Mark glanced sharply to the side, trying to figure that one out.
"Twice," Hardcastle added cryptically, then he quietly passed out again.
"Judge?" Mark said frantically. "Damnit." He looked up again just in time to catch a sign at the street corner. Blue, the letter H, and an arrow. Never was any sign more welcome. He cut sharply left and within a block he saw the entrance to the emergency room. He maneuvered past the ambulances, parked with their motors still running.
00000
It was a bright and sunny day. They were rolling down the PCH, heading for their somewhat delayed homecoming.

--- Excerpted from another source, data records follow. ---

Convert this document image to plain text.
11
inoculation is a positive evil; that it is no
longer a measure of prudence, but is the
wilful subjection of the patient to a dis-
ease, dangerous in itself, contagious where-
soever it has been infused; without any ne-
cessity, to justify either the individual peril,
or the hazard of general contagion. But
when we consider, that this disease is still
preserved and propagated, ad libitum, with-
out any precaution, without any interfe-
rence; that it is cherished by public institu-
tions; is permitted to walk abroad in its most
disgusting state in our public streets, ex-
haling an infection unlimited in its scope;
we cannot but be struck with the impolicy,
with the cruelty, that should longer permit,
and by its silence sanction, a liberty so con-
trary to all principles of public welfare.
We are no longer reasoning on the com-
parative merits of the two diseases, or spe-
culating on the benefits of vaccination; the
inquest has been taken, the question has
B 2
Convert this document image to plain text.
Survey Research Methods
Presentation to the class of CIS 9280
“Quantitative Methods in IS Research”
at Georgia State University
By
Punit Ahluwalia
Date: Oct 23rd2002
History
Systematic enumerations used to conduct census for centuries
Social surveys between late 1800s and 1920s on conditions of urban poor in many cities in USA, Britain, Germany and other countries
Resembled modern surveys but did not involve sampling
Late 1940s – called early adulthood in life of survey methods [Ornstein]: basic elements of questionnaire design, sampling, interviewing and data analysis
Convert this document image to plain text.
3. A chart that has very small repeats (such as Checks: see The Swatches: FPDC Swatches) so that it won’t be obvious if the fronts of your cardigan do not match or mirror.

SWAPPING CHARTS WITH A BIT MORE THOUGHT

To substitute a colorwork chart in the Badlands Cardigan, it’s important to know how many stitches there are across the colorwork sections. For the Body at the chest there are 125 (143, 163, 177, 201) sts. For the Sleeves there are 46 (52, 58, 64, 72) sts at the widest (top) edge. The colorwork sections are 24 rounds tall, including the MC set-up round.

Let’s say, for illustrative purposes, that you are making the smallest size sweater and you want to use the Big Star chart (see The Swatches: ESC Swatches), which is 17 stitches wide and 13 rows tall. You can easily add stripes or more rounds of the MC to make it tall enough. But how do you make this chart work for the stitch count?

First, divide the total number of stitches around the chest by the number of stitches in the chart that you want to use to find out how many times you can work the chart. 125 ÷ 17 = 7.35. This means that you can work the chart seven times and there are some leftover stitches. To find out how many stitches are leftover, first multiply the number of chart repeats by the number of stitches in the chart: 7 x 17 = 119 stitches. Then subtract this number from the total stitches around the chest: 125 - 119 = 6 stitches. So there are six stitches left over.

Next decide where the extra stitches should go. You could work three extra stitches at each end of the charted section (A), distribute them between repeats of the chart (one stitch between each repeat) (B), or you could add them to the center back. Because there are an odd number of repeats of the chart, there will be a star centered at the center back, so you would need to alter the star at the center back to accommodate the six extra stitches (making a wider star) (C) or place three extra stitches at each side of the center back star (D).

"And then when you woke up again, in the emergency room, you kept saying to the nurse 'Did you see the one who slugged me?' That and some weird stuff about Georgia. I'm surprised you got away without having a psychiatrist look at you. Really." Mark shook his head in exaggerated disbelief.
"And you probably thought it was pretty neat, me acting goofy, huh? It's all on account of us riding around in a car that doesn't have a roof, and this one happens to be yours, so I think I'm holdin' you responsible."
"No way," Mark countered. "We're in California; lots of cars don't have roofs and most guys with convertibles would at least try to have a sense of humor about something like this."
"It was funny, huh?"
Mark frowned. He didn't really want to admit he'd been scared stiff while it had been happening. It was only now, with everything back to what passed for normal, that he could even think about it without being terrified. But that wouldn't do as a subject for conversation.
"So," he said, deftly turning the conversation toward something that would probably involve yelling, "tell me what happened in Georgia."